Each year, the Centers for Medicare & Medicaid Services update various payment systems under the traditional Medicare program (paid). This regulatory season is more entertaining than most as it offers a glimpse of the first concrete policy positions on Medicare from the new Biden administration.
Of particular interest is how the new administration intends to reconcile regulatory data requirements with compromised 2020 information from the COVID-19 public health emergency. Both Harvard and Yale have questioned the integrity of the 2020 data. In some cases, CMS has chosen not to use the 2020 data, and in some cases it has, which has created winners and losers this regulatory season.
The winners – American hospitals
On April 27, CMS has published 1,914 pages of new proposals for Acute Care Hospitals or “STACH”. In a typical year, CMS proposes to use data two years old for future payout rates. However, in this year’s proposal, CMS opted to use 2019 data instead of COVID 2020 data. CMS concluded that the COVID pandemic caused different usage patterns in hospitals in 2020, making the data unusable.
CMS observed that STACH admissions fell 14% in 2020, compared to 2019. Hip and knee replacements have dropped 40%, and respiratory infections increased 133%. For STACH, CMS concluded that the 2020 data is an anomaly and should be treated as such. It should not be used to adjust future Medicare payments. But CMS has decided that COVID data should be used in other payment settings – making STACH the lucky ones, the winners.
The Losers – Skilled Nursing Facilities
On April 8, CMS has published 203 pages of new proposals for Qualified Nursing Facilities or “SNFs”. For SNFs, CMS observed similar gremlins in COVID data as it did for STACH. In 2020, SNF entries decreased 25%, and readmissions have dropped 26%. There were a large number of cases among shifts within readmissions, including a 18% increase in dual eligibility and a 9% increase in African American populations.
In any case, it was not a typical year. CMS considered using 2019 and 2020 data and ultimately decided to use 2020 data – only after it was deleted ten% the patient population that included a COVID-19 code, and 15% SNF stays that used a COVID exemption. These COVID exclusions plus the drop in total SNF admissions equals 50%. CMS proposed to use only half of the data it normally uses in a given year.
These data integrity issues certainly raise several red flags, but data usage 2020 is particularly bad for SNFs – which arguably have the most at stake.

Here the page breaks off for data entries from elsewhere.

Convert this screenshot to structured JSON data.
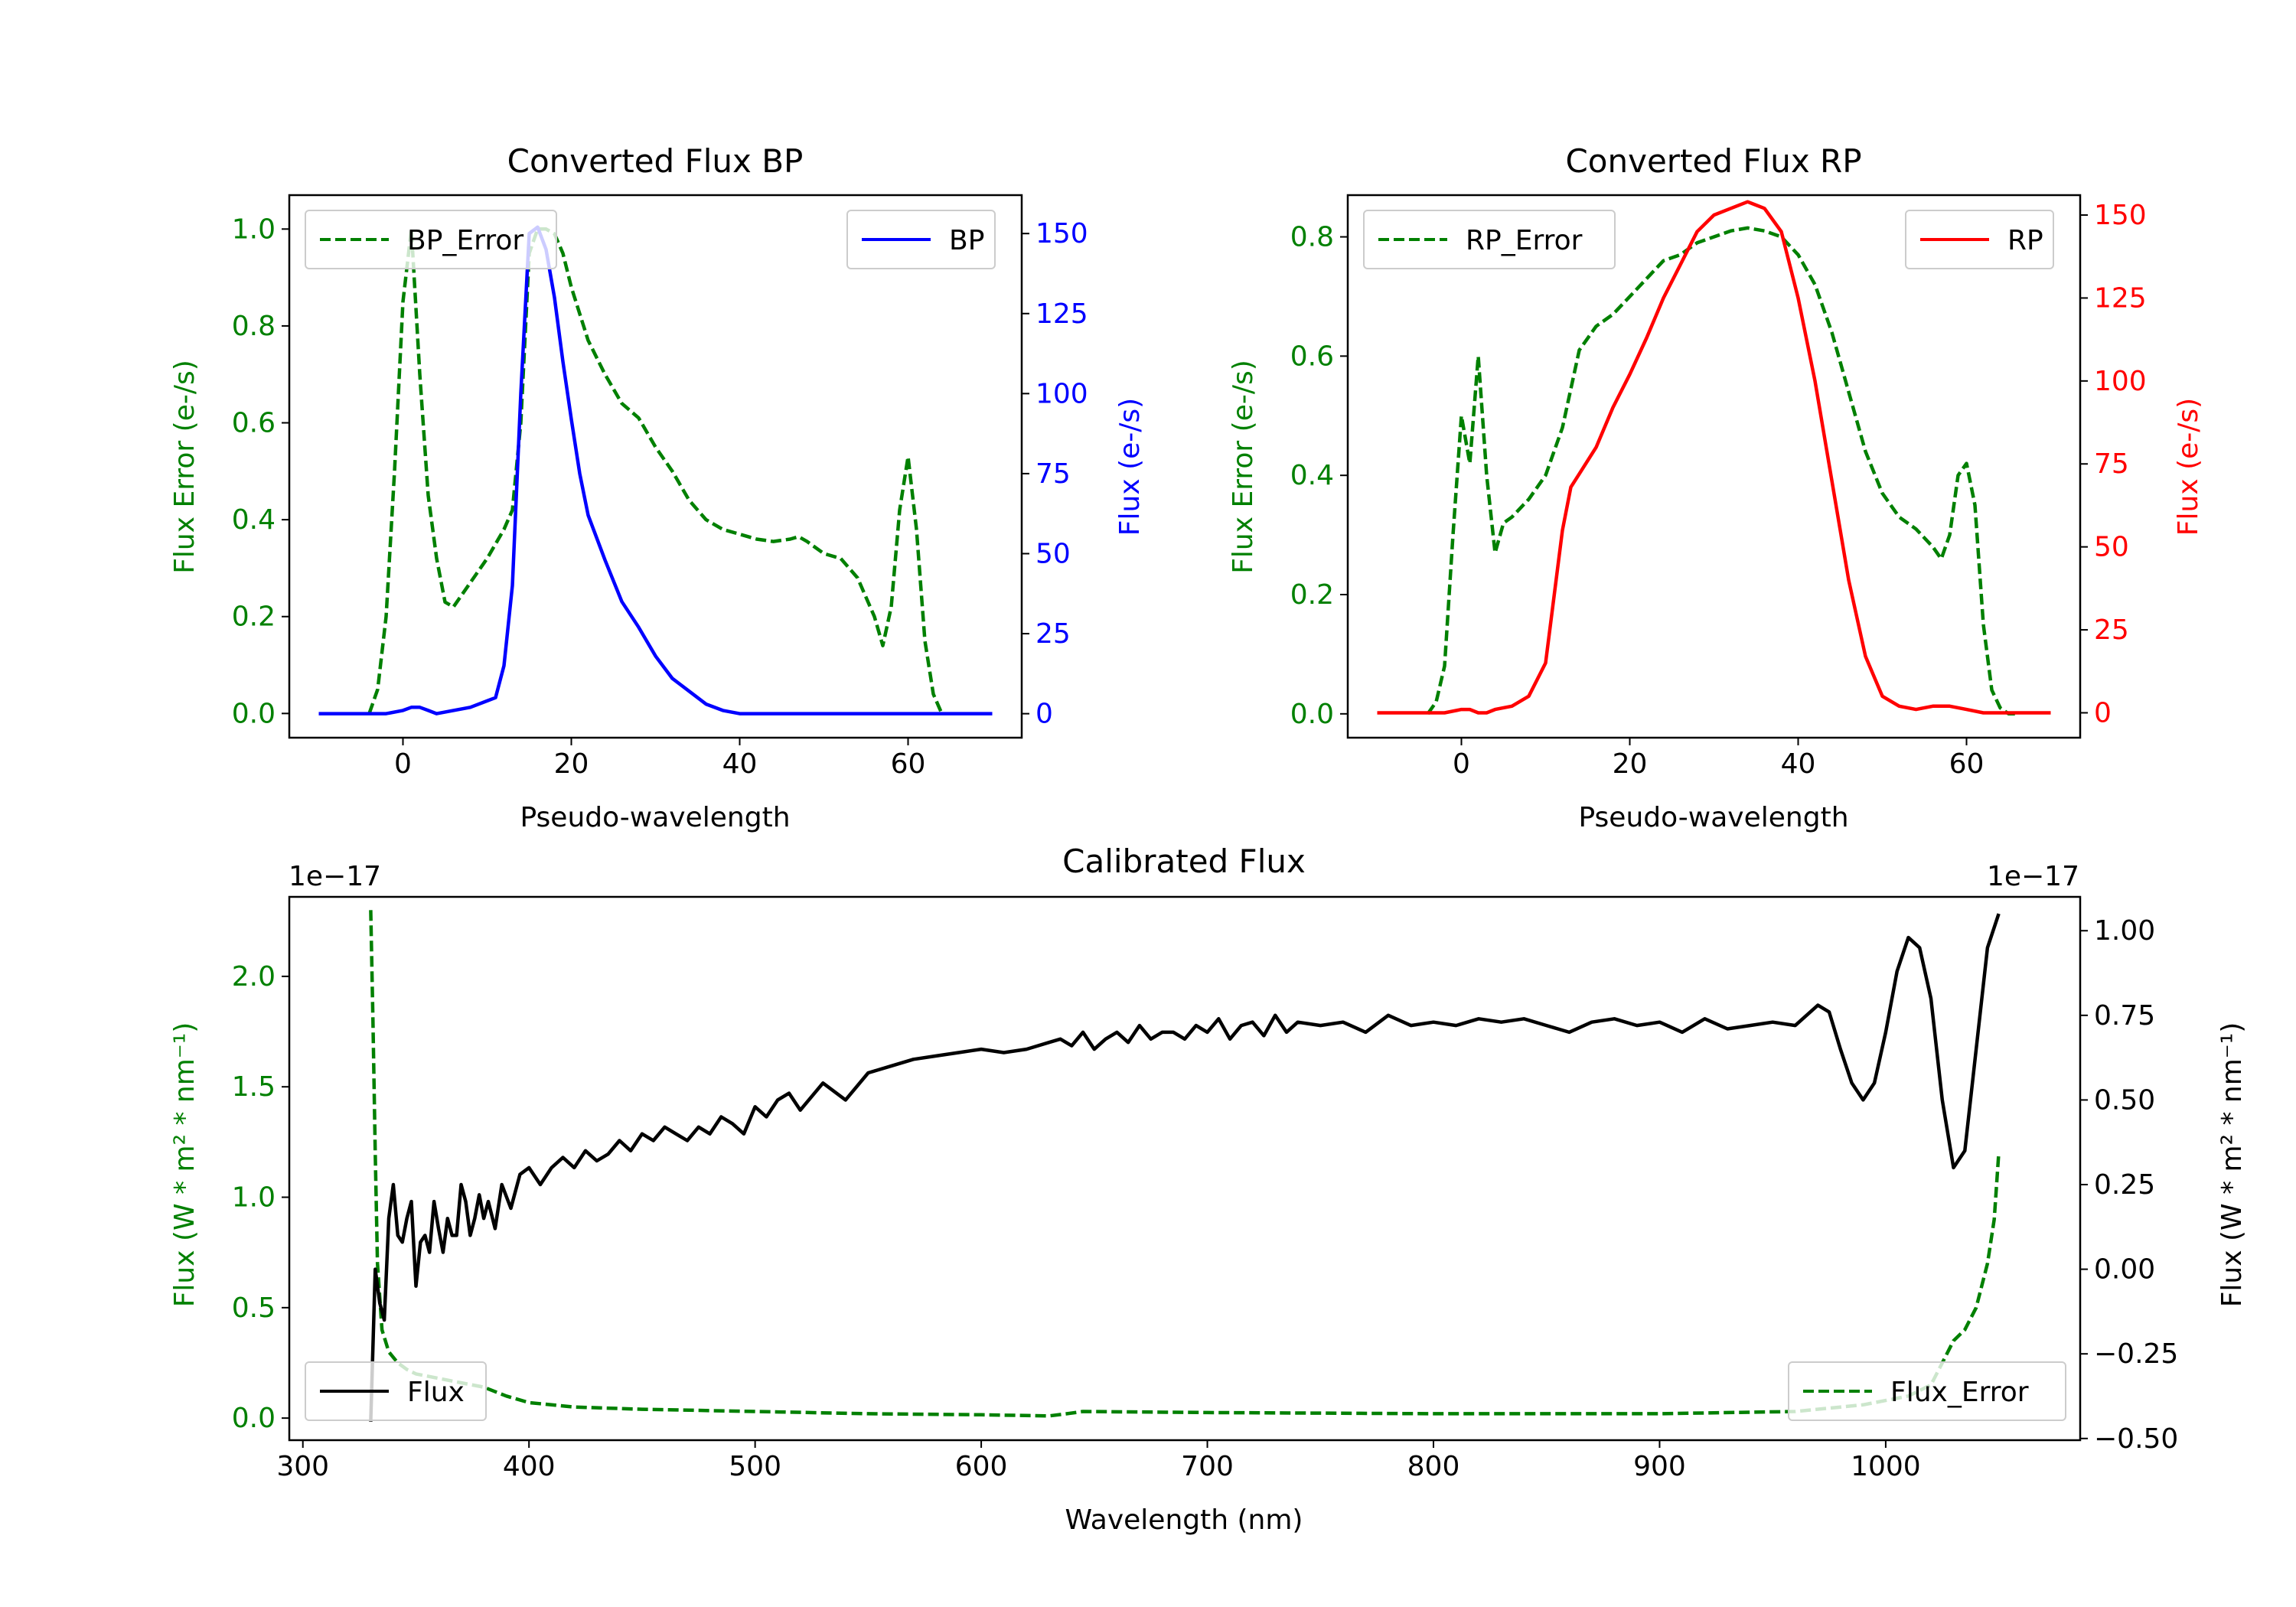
{
  "colors": {
    "green": "#008000",
    "blue": "#0000ff",
    "red": "#ff0000",
    "black": "#000000"
  },
  "chart_data": [
    {
      "id": "bp",
      "type": "line",
      "title": "Converted Flux BP",
      "xlabel": "Pseudo-wavelength",
      "ylabel_left": "Flux Error (e-/s)",
      "ylabel_right": "Flux (e-/s)",
      "xlim": [
        -13.5,
        73.5
      ],
      "ylim_left": [
        -0.05,
        1.07
      ],
      "ylim_right": [
        -7.5,
        162
      ],
      "xticks": [
        0,
        20,
        40,
        60
      ],
      "yticks_left": [
        0.0,
        0.2,
        0.4,
        0.6,
        0.8,
        1.0
      ],
      "yticks_right": [
        0,
        25,
        50,
        75,
        100,
        125,
        150
      ],
      "legend_left": "BP_Error",
      "legend_right": "BP",
      "series": [
        {
          "name": "BP_Error",
          "axis": "left",
          "color": "#008000",
          "dash": true,
          "x": [
            -4,
            -3,
            -2,
            -1,
            0,
            1,
            2,
            3,
            4,
            5,
            6,
            8,
            10,
            12,
            13,
            14,
            15,
            16,
            17,
            18,
            19,
            20,
            22,
            24,
            26,
            28,
            30,
            32,
            34,
            36,
            38,
            40,
            42,
            44,
            46,
            47,
            48,
            50,
            52,
            54,
            56,
            57,
            58,
            59,
            60,
            61,
            62,
            63,
            64
          ],
          "y": [
            0.0,
            0.05,
            0.2,
            0.5,
            0.85,
            1.0,
            0.7,
            0.45,
            0.32,
            0.23,
            0.22,
            0.27,
            0.32,
            0.38,
            0.42,
            0.6,
            0.95,
            1.0,
            1.0,
            0.99,
            0.95,
            0.88,
            0.77,
            0.7,
            0.64,
            0.61,
            0.55,
            0.5,
            0.44,
            0.4,
            0.38,
            0.37,
            0.36,
            0.355,
            0.36,
            0.365,
            0.355,
            0.33,
            0.32,
            0.28,
            0.2,
            0.14,
            0.22,
            0.42,
            0.53,
            0.38,
            0.15,
            0.04,
            0.0
          ]
        },
        {
          "name": "BP",
          "axis": "right",
          "color": "#0000ff",
          "dash": false,
          "x": [
            -10,
            -6,
            -4,
            -2,
            0,
            1,
            2,
            3,
            4,
            6,
            8,
            10,
            11,
            12,
            13,
            14,
            15,
            16,
            17,
            18,
            19,
            20,
            21,
            22,
            24,
            26,
            28,
            30,
            32,
            34,
            36,
            38,
            40,
            42,
            44,
            46,
            48,
            50,
            52,
            54,
            56,
            58,
            60,
            62,
            64,
            66,
            68,
            70
          ],
          "y": [
            0,
            0,
            0,
            0,
            1,
            2,
            2,
            1,
            0,
            1,
            2,
            4,
            5,
            15,
            40,
            100,
            150,
            152,
            145,
            130,
            110,
            92,
            75,
            62,
            48,
            35,
            27,
            18,
            11,
            7,
            3,
            1,
            0,
            0,
            0,
            0,
            0,
            0,
            0,
            0,
            0,
            0,
            0,
            0,
            0,
            0,
            0,
            0
          ]
        }
      ]
    },
    {
      "id": "rp",
      "type": "line",
      "title": "Converted Flux RP",
      "xlabel": "Pseudo-wavelength",
      "ylabel_left": "Flux Error (e-/s)",
      "ylabel_right": "Flux (e-/s)",
      "xlim": [
        -13.5,
        73.5
      ],
      "ylim_left": [
        -0.04,
        0.87
      ],
      "ylim_right": [
        -7.5,
        156
      ],
      "xticks": [
        0,
        20,
        40,
        60
      ],
      "yticks_left": [
        0.0,
        0.2,
        0.4,
        0.6,
        0.8
      ],
      "yticks_right": [
        0,
        25,
        50,
        75,
        100,
        125,
        150
      ],
      "legend_left": "RP_Error",
      "legend_right": "RP",
      "series": [
        {
          "name": "RP_Error",
          "axis": "left",
          "color": "#008000",
          "dash": true,
          "x": [
            -4,
            -3,
            -2,
            -1,
            0,
            1,
            2,
            3,
            4,
            5,
            6,
            8,
            10,
            12,
            14,
            16,
            18,
            20,
            22,
            24,
            26,
            28,
            30,
            32,
            34,
            36,
            38,
            40,
            42,
            44,
            46,
            48,
            50,
            52,
            54,
            56,
            57,
            58,
            59,
            60,
            61,
            62,
            63,
            64,
            65,
            66
          ],
          "y": [
            0.0,
            0.02,
            0.08,
            0.3,
            0.5,
            0.42,
            0.6,
            0.4,
            0.27,
            0.32,
            0.33,
            0.36,
            0.4,
            0.48,
            0.61,
            0.65,
            0.67,
            0.7,
            0.73,
            0.76,
            0.77,
            0.79,
            0.8,
            0.81,
            0.815,
            0.81,
            0.8,
            0.77,
            0.72,
            0.64,
            0.54,
            0.44,
            0.37,
            0.33,
            0.31,
            0.28,
            0.26,
            0.3,
            0.4,
            0.42,
            0.35,
            0.15,
            0.04,
            0.01,
            0.0,
            0.0
          ]
        },
        {
          "name": "RP",
          "axis": "right",
          "color": "#ff0000",
          "dash": false,
          "x": [
            -10,
            -6,
            -4,
            -2,
            0,
            1,
            2,
            3,
            4,
            6,
            8,
            10,
            11,
            12,
            13,
            14,
            16,
            18,
            20,
            22,
            24,
            26,
            28,
            30,
            32,
            34,
            35,
            36,
            38,
            40,
            42,
            44,
            46,
            48,
            50,
            52,
            54,
            56,
            58,
            60,
            62,
            64,
            66,
            68,
            70
          ],
          "y": [
            0,
            0,
            0,
            0,
            1,
            1,
            0,
            0,
            1,
            2,
            5,
            15,
            35,
            55,
            68,
            72,
            80,
            92,
            102,
            113,
            125,
            135,
            145,
            150,
            152,
            154,
            153,
            152,
            145,
            125,
            100,
            70,
            40,
            17,
            5,
            2,
            1,
            2,
            2,
            1,
            0,
            0,
            0,
            0,
            0
          ]
        }
      ]
    },
    {
      "id": "calibrated",
      "type": "line",
      "title": "Calibrated Flux",
      "xlabel": "Wavelength (nm)",
      "ylabel_left": "Flux (W * m² * nm⁻¹)",
      "ylabel_right": "Flux (W * m² * nm⁻¹)",
      "offset_left": "1e−17",
      "offset_right": "1e−17",
      "xlim": [
        294,
        1086
      ],
      "ylim_left": [
        -0.1,
        2.36
      ],
      "ylim_right": [
        -0.505,
        1.1
      ],
      "xticks": [
        300,
        400,
        500,
        600,
        700,
        800,
        900,
        1000
      ],
      "yticks_left": [
        0.0,
        0.5,
        1.0,
        1.5,
        2.0
      ],
      "yticks_right": [
        -0.5,
        -0.25,
        0.0,
        0.25,
        0.5,
        0.75,
        1.0
      ],
      "legend_left": "Flux",
      "legend_right": "Flux_Error",
      "series": [
        {
          "name": "Flux_Error",
          "axis": "left",
          "color": "#008000",
          "dash": true,
          "x": [
            330,
            331,
            332,
            333,
            335,
            338,
            342,
            346,
            350,
            360,
            370,
            380,
            390,
            400,
            420,
            450,
            500,
            550,
            600,
            630,
            638,
            645,
            700,
            800,
            900,
            960,
            990,
            1010,
            1020,
            1025,
            1030,
            1035,
            1040,
            1045,
            1048,
            1050
          ],
          "y": [
            2.3,
            1.8,
            1.2,
            0.7,
            0.4,
            0.3,
            0.25,
            0.22,
            0.2,
            0.18,
            0.16,
            0.14,
            0.1,
            0.07,
            0.05,
            0.04,
            0.03,
            0.02,
            0.015,
            0.01,
            0.02,
            0.03,
            0.025,
            0.02,
            0.02,
            0.03,
            0.06,
            0.1,
            0.15,
            0.25,
            0.35,
            0.4,
            0.5,
            0.7,
            0.9,
            1.2
          ]
        },
        {
          "name": "Flux",
          "axis": "right",
          "color": "#000000",
          "dash": false,
          "x": [
            330,
            332,
            334,
            336,
            338,
            340,
            342,
            344,
            346,
            348,
            350,
            352,
            354,
            356,
            358,
            360,
            362,
            364,
            366,
            368,
            370,
            372,
            374,
            376,
            378,
            380,
            382,
            385,
            388,
            392,
            396,
            400,
            405,
            410,
            415,
            420,
            425,
            430,
            435,
            440,
            445,
            450,
            455,
            460,
            465,
            470,
            475,
            480,
            485,
            490,
            495,
            500,
            505,
            510,
            515,
            520,
            530,
            540,
            550,
            560,
            570,
            580,
            590,
            600,
            610,
            620,
            630,
            635,
            640,
            645,
            650,
            655,
            660,
            665,
            670,
            675,
            680,
            685,
            690,
            695,
            700,
            705,
            710,
            715,
            720,
            725,
            730,
            735,
            740,
            750,
            760,
            770,
            780,
            790,
            800,
            810,
            820,
            830,
            840,
            850,
            860,
            870,
            880,
            890,
            900,
            910,
            920,
            930,
            940,
            950,
            960,
            965,
            970,
            975,
            980,
            985,
            990,
            995,
            1000,
            1005,
            1010,
            1015,
            1020,
            1025,
            1030,
            1035,
            1040,
            1045,
            1050
          ],
          "y": [
            -0.45,
            0.0,
            -0.1,
            -0.15,
            0.15,
            0.25,
            0.1,
            0.08,
            0.15,
            0.2,
            -0.05,
            0.08,
            0.1,
            0.05,
            0.2,
            0.12,
            0.05,
            0.15,
            0.1,
            0.1,
            0.25,
            0.2,
            0.1,
            0.15,
            0.22,
            0.15,
            0.2,
            0.12,
            0.25,
            0.18,
            0.28,
            0.3,
            0.25,
            0.3,
            0.33,
            0.3,
            0.35,
            0.32,
            0.34,
            0.38,
            0.35,
            0.4,
            0.38,
            0.42,
            0.4,
            0.38,
            0.42,
            0.4,
            0.45,
            0.43,
            0.4,
            0.48,
            0.45,
            0.5,
            0.52,
            0.47,
            0.55,
            0.5,
            0.58,
            0.6,
            0.62,
            0.63,
            0.64,
            0.65,
            0.64,
            0.65,
            0.67,
            0.68,
            0.66,
            0.7,
            0.65,
            0.68,
            0.7,
            0.67,
            0.72,
            0.68,
            0.7,
            0.7,
            0.68,
            0.72,
            0.7,
            0.74,
            0.68,
            0.72,
            0.73,
            0.69,
            0.75,
            0.7,
            0.73,
            0.72,
            0.73,
            0.7,
            0.75,
            0.72,
            0.73,
            0.72,
            0.74,
            0.73,
            0.74,
            0.72,
            0.7,
            0.73,
            0.74,
            0.72,
            0.73,
            0.7,
            0.74,
            0.71,
            0.72,
            0.73,
            0.72,
            0.75,
            0.78,
            0.76,
            0.65,
            0.55,
            0.5,
            0.55,
            0.7,
            0.88,
            0.98,
            0.95,
            0.8,
            0.5,
            0.3,
            0.35,
            0.65,
            0.95,
            1.05
          ]
        }
      ]
    }
  ]
}
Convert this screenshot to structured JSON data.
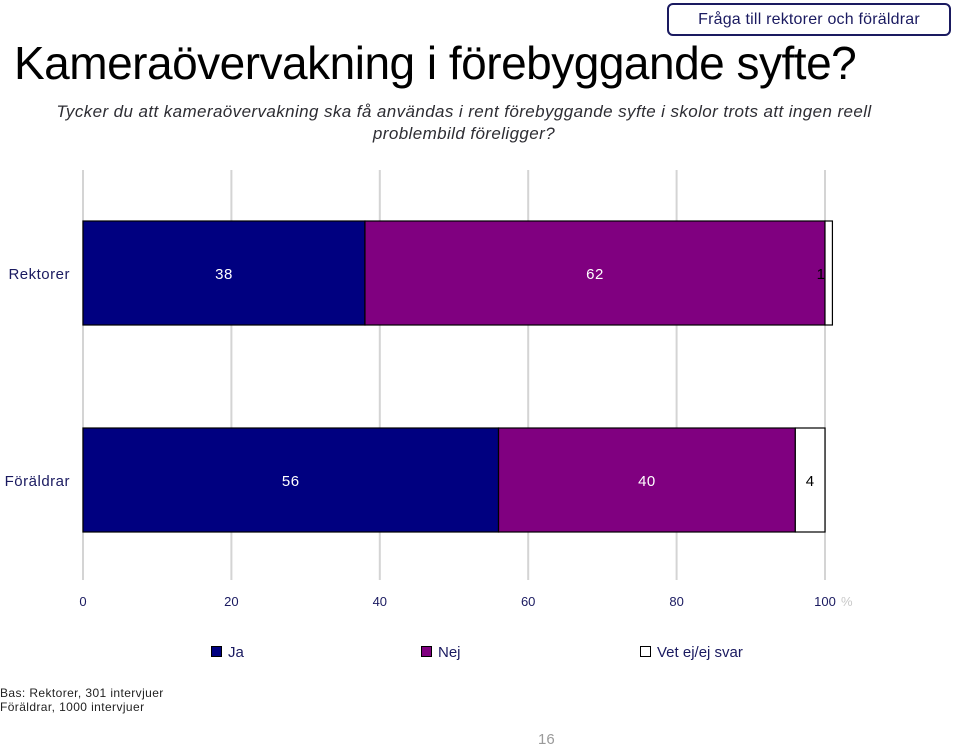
{
  "header": {
    "badge": "Fråga till rektorer och föräldrar",
    "title": "Kameraövervakning i förebyggande syfte?",
    "subtitle": "Tycker du att kameraövervakning ska få användas i rent förebyggande syfte i skolor trots att ingen reell problembild föreligger?"
  },
  "chart_data": {
    "type": "bar",
    "orientation": "horizontal",
    "stacked": true,
    "categories": [
      "Rektorer",
      "Föräldrar"
    ],
    "series": [
      {
        "name": "Ja",
        "values": [
          38,
          56
        ],
        "color": "#000080"
      },
      {
        "name": "Nej",
        "values": [
          62,
          40
        ],
        "color": "#800080"
      },
      {
        "name": "Vet ej/ej svar",
        "values": [
          1,
          4
        ],
        "color": "#ffffff"
      }
    ],
    "xlim": [
      0,
      100
    ],
    "xticks": [
      "0",
      "20",
      "40",
      "60",
      "80",
      "100"
    ],
    "xunit": "%",
    "grid": true,
    "legend_position": "bottom"
  },
  "footer": {
    "base_line1": "Bas: Rektorer, 301 intervjuer",
    "base_line2": "Föräldrar, 1000 intervjuer",
    "page_number": "16"
  }
}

In 2020, CMS launched a new payment system for SNFs called Patient Driven Payment Model or “PDPM”. By law, CMS must maintain annual budget neutrality, which means that CMS cannot spend more or less than it is planned to spend in any given year. If CMS misses the target, it must recover an overpayment or spend more money in a year to come. Using data from 2020, CMS concluded that PDPM overpaid by 5% in 2020 and asked for feedback on how best to retrieve a $ 1.7 billion overpayment. This is bad news for the FNS, which makes them losers this regulatory season.
Most researchers, including your author, would conclude that CMS should have a consistent policy across its payment systems. The CMS data provided in the STACH and SNF regulations strongly suggest that the 2020 data should not be used for payment purposes. These policy changes reflect the proposals. Right now, we can all weigh in on CMS and urge it to change course. We don’t have long, as comments on the SNF’s proposals are due on June 7. Submit your comments and urge CMS to ensure parity in all of its payment systems. SNFs should be treated the same as hospitals when it comes to COVID data adjustments.
Lisa Grabert is a research professor at Marquette University and a former Congressional Assistant to the House Ways & Means Committee, where she was the lead author of Medicare Hospitals and Qualified Nursing Facilities legislation.